Par Gloire Balolage
L’Ouganda tourne officiellement la page de l’épidémie d’Ebola provoquée par le virus Bundibugyo. Après 42 jours consécutifs sans nouveau cas confirmé, l’Organisation mondiale de la santé (OMS) et les Centres africains de contrôle et de prévention des maladies (Africa CDC) ont annoncé ce jeudi la fin de l’épidémie dans le pays. Cette période sans nouvelle contamination répond au seuil retenu au niveau international pour considérer qu’une chaîne de transmission a été interrompue.
Le délai de 42 jours correspond à deux fois la durée maximale d’incubation du virus. Cette référence permet aux autorités sanitaires de s’assurer qu’aucun nouveau cas lié aux transmissions précédemment identifiées ne s’est déclaré pendant la période de surveillance. La situation ougandaise a notamment fait l’objet d’une attention particulière en raison du dernier cas pris en charge dans le pays, qui avait été importé depuis la République démocratique du Congo.
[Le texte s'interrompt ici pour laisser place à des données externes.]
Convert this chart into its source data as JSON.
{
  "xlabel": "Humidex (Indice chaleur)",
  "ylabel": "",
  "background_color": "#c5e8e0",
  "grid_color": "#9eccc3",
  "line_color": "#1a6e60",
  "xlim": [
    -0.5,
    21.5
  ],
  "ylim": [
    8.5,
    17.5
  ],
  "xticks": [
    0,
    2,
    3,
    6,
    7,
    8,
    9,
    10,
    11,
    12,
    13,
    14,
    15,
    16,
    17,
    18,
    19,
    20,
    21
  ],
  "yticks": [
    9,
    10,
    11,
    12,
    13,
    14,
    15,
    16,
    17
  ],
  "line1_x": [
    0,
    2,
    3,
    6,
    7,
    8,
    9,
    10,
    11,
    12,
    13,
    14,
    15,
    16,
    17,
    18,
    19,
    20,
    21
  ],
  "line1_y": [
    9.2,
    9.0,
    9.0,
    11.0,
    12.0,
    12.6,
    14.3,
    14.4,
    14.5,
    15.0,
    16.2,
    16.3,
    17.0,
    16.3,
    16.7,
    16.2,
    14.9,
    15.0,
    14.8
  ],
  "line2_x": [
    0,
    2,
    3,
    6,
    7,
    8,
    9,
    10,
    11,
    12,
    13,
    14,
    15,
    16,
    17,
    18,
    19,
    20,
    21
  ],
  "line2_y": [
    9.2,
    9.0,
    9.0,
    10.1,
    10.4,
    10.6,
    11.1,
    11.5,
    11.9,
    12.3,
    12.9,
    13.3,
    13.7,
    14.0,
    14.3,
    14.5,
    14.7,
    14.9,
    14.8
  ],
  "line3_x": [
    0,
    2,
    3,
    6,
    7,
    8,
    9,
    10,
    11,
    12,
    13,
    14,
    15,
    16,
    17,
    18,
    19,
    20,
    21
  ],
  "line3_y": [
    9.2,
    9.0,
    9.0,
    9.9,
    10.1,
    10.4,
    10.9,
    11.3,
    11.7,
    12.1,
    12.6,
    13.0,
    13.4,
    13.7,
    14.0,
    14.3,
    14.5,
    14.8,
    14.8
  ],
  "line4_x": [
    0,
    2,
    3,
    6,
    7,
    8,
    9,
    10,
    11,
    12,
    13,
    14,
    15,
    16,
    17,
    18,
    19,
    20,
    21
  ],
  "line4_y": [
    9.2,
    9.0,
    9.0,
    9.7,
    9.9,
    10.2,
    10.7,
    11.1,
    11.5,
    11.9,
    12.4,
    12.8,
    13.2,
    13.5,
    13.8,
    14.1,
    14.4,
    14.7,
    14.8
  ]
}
Pour l’OMS, l’expérience ougandaise montre l’importance d’une réponse rapide face à une épidémie d’Ebola. Son directeur général, Tedros Adhanom Ghebreyesus, a estimé que l’Ouganda avait démontré qu’une action décisive pouvait permettre de maîtriser rapidement ce type d’épidémie. Africa CDC appelle cependant à ne pas considérer cette annonce comme la fin de la menace régionale, alors que la transmission du virus se poursuit encore en République démocratique du Congo.
Ce dernier patient avait quitté le centre de soins le 16 juillet. Depuis sa sortie, aucun nouveau cas associé à cette personne n’a été détecté. L’Ouganda avait déjà annoncé, le 28 juillet, l’arrêt de la transmission locale après une première période de 42 jours sans contamination contractée sur son territoire. La surveillance avait néanmoins été maintenue en raison de la présence de ce dernier cas importé, jusqu’à l’achèvement de la période requise.
Depuis la déclaration officielle de l’épidémie, le 15 mai, les autorités ougandaises ont recensé 20 cas confirmés. Parmi eux, 15 avaient été importés de RDC, tandis que cinq autres avaient été contractés localement par des personnes ayant été en contact avec les cas importés, notamment des professionnels de santé. Le bilan fait état de deux décès et de 18 personnes guéries. Plus de 800 contacts ont par ailleurs été identifiés et placés sous surveillance.
Pour parvenir à interrompre la transmission, les autorités ougandaises et leurs partenaires ont renforcé plusieurs mécanismes de la riposte. La détection des cas, la recherche et le suivi des contacts, l’isolement ainsi que la prise en charge des malades ont été intensifiés. Des mesures de prévention et de contrôle des infections ont également été renforcées dans les établissements sanitaires, tandis que la surveillance aux différents points d’entrée du pays a été maintenue afin de limiter le risque de nouvelles importations.